Close Look: Here’s Why the 2022 Nissan Pathfinder Is a Massive Leap Forward
I should start this close look at the 2022 Nissan Pathfinder with a bit of honesty. I wasn’t exactly a massive fan of the last-gen Pathfinder. Despite offering great value, the older model never truly impressed me with its interior quality or exterior aesthetic. However, I approached this brand-new model with an open mind, and my opinion on this family SUV did a complete 180.
Before I walk you through this all-new SUV, it is worth noting that I got my hands on a pre-production model. Regardless, here is what you can expect to see when it arrives in dealers this summer.
Is the 2022 Nissan Pathfinder completely re-designed?
In short, absolutely. The 2022 Nissan Pathfinder features a completely reworked aesthetic that features similar styling cues to the current Rogue. Upfront, you’ll find the brand’s V motion grille with large horizontal slats directly behind the front emblem. If I had to summarize the Pathfinder’s new look, it would be sharp, but not overstyled.
Nothing ages a mass-market vehicle quicker than overly complex design elements. Thankfully, the new Pathfinder strays away from this. Instead, you get strong pronounced body lines that seemingly cut through the front and rear fenders. Since these meet nicely with both the headlights and taillights, this SUV’s design feels quite cohesive in person.
One benefit to this design choice is that the 2022 Nissan Pathfinder looks more robust than previous generations, even muscular from some angles.
Nissan told me this new model takes inspiration from the 1987 model. This is most apparent in the rear end, where a major trim piece unites the taillights. Additionally, this carries that aforementioned shoulder line from the rear fender into the rear hatch.
My only drawback with this SUV’s exterior is the massive letters on the rear hatch. Since they are quite large, they can be quite distracting, taking some attention away from the rest of the elegant design.

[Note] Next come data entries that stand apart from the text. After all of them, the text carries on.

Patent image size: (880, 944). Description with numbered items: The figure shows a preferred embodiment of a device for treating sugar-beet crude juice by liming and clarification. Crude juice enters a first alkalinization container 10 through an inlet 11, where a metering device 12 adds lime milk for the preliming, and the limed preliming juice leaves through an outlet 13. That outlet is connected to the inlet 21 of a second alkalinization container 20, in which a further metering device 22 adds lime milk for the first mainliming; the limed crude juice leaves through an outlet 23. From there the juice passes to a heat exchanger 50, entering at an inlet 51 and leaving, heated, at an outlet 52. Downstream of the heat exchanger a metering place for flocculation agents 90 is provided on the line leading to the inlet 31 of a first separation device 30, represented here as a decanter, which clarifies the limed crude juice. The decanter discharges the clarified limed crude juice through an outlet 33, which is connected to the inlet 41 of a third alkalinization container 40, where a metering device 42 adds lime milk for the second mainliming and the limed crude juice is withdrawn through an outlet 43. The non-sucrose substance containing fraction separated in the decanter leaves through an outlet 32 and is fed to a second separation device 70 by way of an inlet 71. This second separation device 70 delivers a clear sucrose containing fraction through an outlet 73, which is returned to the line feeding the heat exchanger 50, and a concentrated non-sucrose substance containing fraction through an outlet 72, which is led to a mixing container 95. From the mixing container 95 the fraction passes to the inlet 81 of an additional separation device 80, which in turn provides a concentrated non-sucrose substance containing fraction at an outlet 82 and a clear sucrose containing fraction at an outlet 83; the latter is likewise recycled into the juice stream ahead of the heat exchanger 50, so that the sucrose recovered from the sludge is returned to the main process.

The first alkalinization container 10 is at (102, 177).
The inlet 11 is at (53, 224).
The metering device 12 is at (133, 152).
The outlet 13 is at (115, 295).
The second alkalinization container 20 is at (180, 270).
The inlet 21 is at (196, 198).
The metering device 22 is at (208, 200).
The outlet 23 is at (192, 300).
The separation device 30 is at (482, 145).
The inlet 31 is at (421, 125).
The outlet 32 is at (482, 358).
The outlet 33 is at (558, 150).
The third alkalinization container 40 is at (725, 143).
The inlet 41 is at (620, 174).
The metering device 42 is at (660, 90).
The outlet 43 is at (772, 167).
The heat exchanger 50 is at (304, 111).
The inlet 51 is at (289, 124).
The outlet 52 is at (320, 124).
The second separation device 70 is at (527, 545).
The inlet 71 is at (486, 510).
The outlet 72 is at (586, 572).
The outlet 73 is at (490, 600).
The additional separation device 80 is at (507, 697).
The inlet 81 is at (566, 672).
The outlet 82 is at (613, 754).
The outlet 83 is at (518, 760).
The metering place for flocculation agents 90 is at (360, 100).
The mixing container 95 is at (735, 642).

The massive leap forward is in interior quality
Exterior aside, the best part of the 2022 Nissan Pathfinder is undoubtedly its interior. Despite looking at a pre-production model, all of the stitching and leather quality seem like a massive leap forward over the previous generation. This is especially noticeable once you sit inside and begin to poke around with some of its new gadgets.
Speaking of gadgets, you can now get an optional nine-inch infotainment screen housed in a glossy black bezel. This is an important detail since the rest of the interior features a combination of leather and plastic. Having the difference in color and texture serves to liven things up considerably. Most important of all, it makes the interior look quite premium.
To my surprise, the Platinum trim I looked at now has an optional 12.3-inch digital instrument cluster. Aside from its sheer size, the level of adjustability is massive, a major improvement from the last gen’s analog gauges. Aside from being pretty, it’ll allow you to clearly see information from the ProPilot driver assist and the variety of onboard safety systems.
Depending on the trim level, you can have seating for seven or eight people. However, the seven-seater version I saw had one unusual party trick. That’s because the center console in the second row is completely removable. If you’re going on a road trip, that extra space could be a lifesaver.
Is the 2022 Nissan Pathfinder built well?
We could sit here and talk about design or tech all day, but none of that matters if your daily driver isn’t built well. To this end, even a pre-production 2022 Nissan Pathfinder managed to impress me. During Nissan’s walkaround presentation, I found myself touching just about every surface and checking for squeaks and rattles. To my surprise, everything inside of this family SUV seems very well put together.
Admittedly, I’ll have to get on the road to test this fully. However, this family SUV impresses in the flesh thanks to its details and fit and finish. If you’ve previously written off the Pathfinder, this new model is definitely worth a closer look.